The Program is watching — a confirming view

Contrarian reader Denis Falvey, a physician and retired Armed Forces Major, responds to our curmudgeonly friend’s tale of abuse at the hands of the province’s doctor and patient monitoring program prescription monitoring program:

Your curmudgeonly friend is correct, on pretty much all points. The so-called war on drugs, like any war, is having serious consequences for innocent bystanders. And, like most wars, it has devolved into destructive nonsense.

Drugs are illegal as a result of a misguided attempt to impose morality, back in the early 20th century. After a generation of murder and mayhem, alcohol prohibition was seen by virtually everyone to be so obviously wrong that alcohol and its use were largely legalized. The abuse of alcohol is now recognized as the medical and social problem it is. The money for this arises in part from the taxes on the sale of the product. People support this.

Who in 2012, excepting only criminals and wardens, believes in their heart and soul that having drugs and drug use illegal, prosecuting users and dealers, is a good thing? We should perhaps accept the appallingly obvious facts that:

  • Drugs exist, and will proliferate;
  • Criminalizing them or their use has not stopped their use;
  • Our approach to date may have increased drug use, and;
  • Locking up drug users and dealers is equivalent to facilitating a professional conference on the exchange of ideas about how to better abuse.

People do not support this.

Speaking as a medical professional, I think drugs should be legal and controlled – all drugs. And control should not involve loss of patient/doctor confidentiality. Drug users should be thought of as patients – not criminals. Patients. Not criminals.

Legalization could also help take away the monetary incentives that drive criminal drug behaviour. It could facilitate the treatment of people in need – all to the betterment of public health. By analogy, one study has shown that there has been a 35% reduction in overdoses as a result of Insite needle exchange in Vancouver. Other studies show that there has been a reduction in drug paraphenalia litter, as well as an increase in users seeking treatment of their addiction. All good things. But needle exchange is against the law, and the current feds would like to shut Insite down.

To be frank, the cops and the legal system know bugger all about drugs, and have nothing like the training necessary to deal with the problem. For that matter, neither do politicians.
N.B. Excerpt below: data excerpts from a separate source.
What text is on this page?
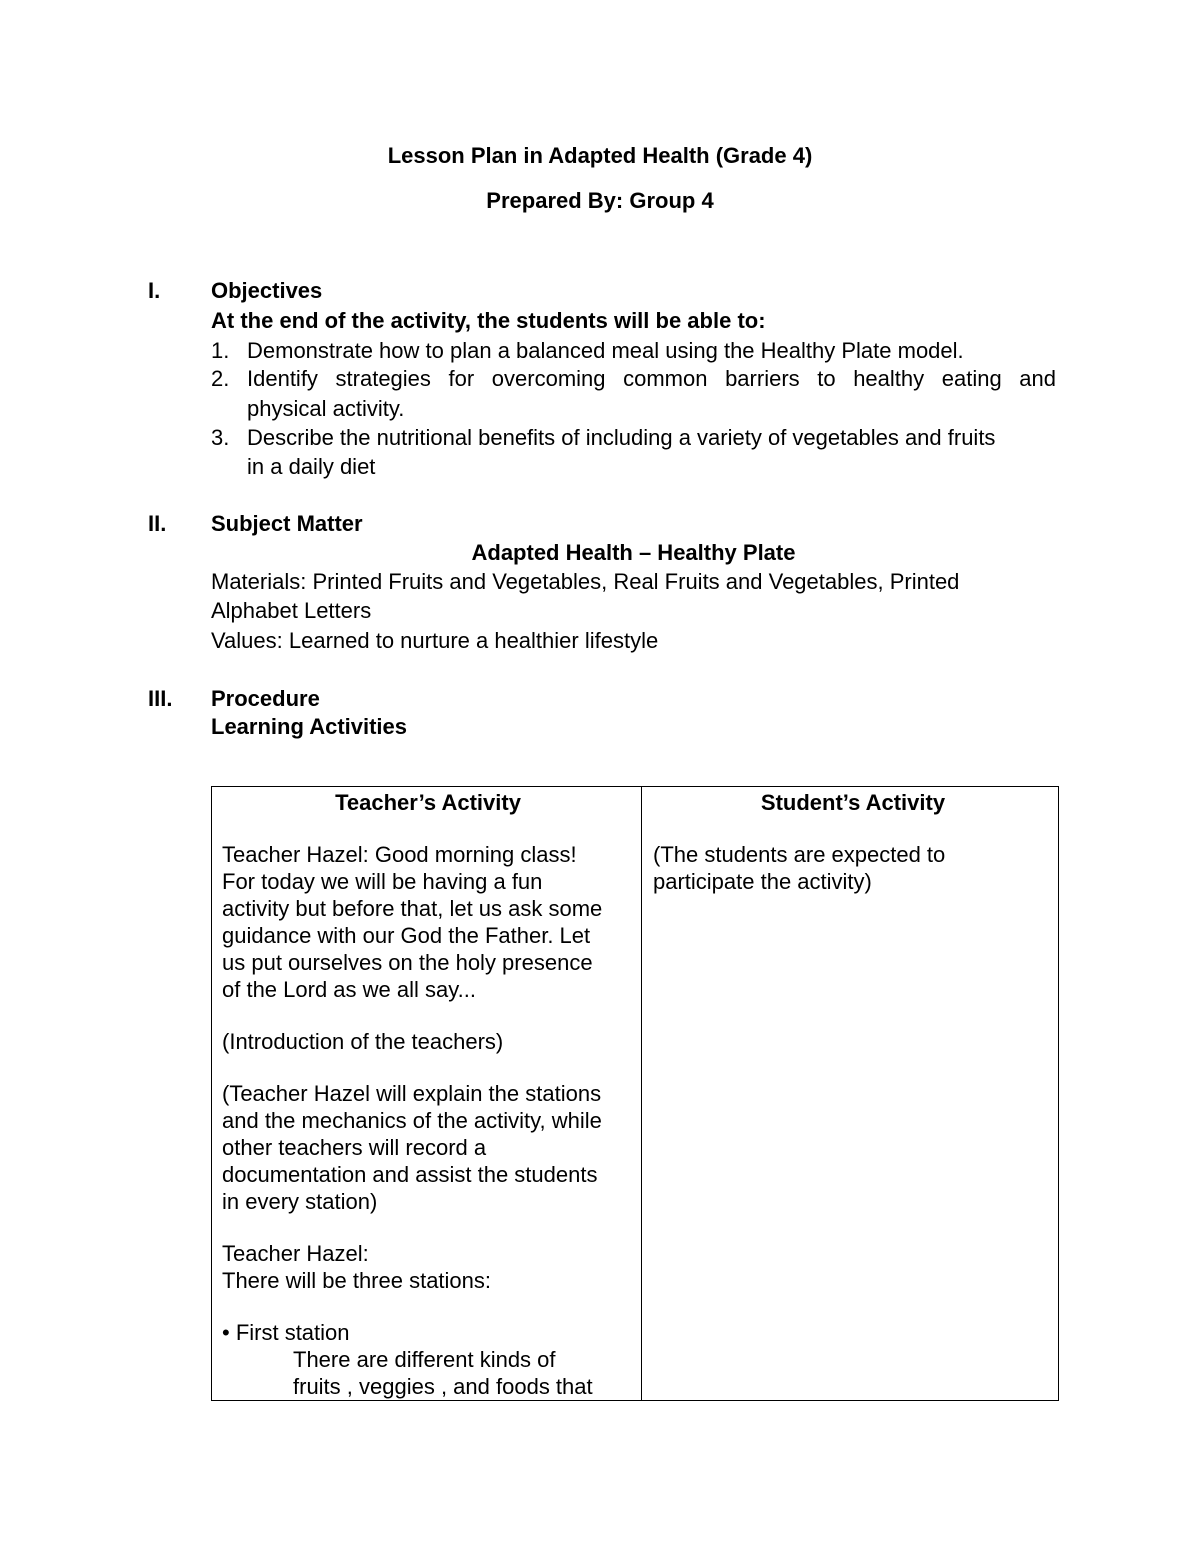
Lesson Plan in Adapted Health (Grade 4)
Prepared By: Group 4
I. Objectives
At the end of the activity, the students will be able to:
1. Demonstrate how to plan a balanced meal using the Healthy Plate model.
2. Identify strategies for overcoming common barriers to healthy eating and
physical activity.
3. Describe the nutritional benefits of including a variety of vegetables and fruits
in a daily diet
II. Subject Matter
Adapted Health – Healthy Plate
Materials: Printed Fruits and Vegetables, Real Fruits and Vegetables, Printed
Alphabet Letters
Values: Learned to nurture a healthier lifestyle
III. Procedure
Learning Activities
Teacher’s Activity
Teacher Hazel: Good morning class!
For today we will be having a fun
activity but before that, let us ask some
guidance with our God the Father. Let
us put ourselves on the holy presence
of the Lord as we all say...
(Introduction of the teachers)
(Teacher Hazel will explain the stations
and the mechanics of the activity, while
other teachers will record a
documentation and assist the students
in every station)
Teacher Hazel:
There will be three stations:
• First station
There are different kinds of
fruits , veggies , and foods that
Student’s Activity
(The students are expected to
participate the activity)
As Maj. Falvey points out, this is really a market issue. The WOD introduces an artificial imbalance between supply and demand, which causes prices to soar unnaturally, and the pimps and gangsters rush to fill the gap. Right wingers like Stephen Harper have the ideological tools to understand this, but they take too much pleasure in instructing the rest of us on how to live. After years of this insanity, a huge, increasingly draconian but inevitably ineffective drug suppression industry has arisen, giving thousands of cops, guards, prison contractors, prosecutors, and politicians their own financial stake in keeping the WOD, and the human degradation it is supposed to combat but actually perpetuates, going.

Contrarian would legalize all drugs in heartbeat.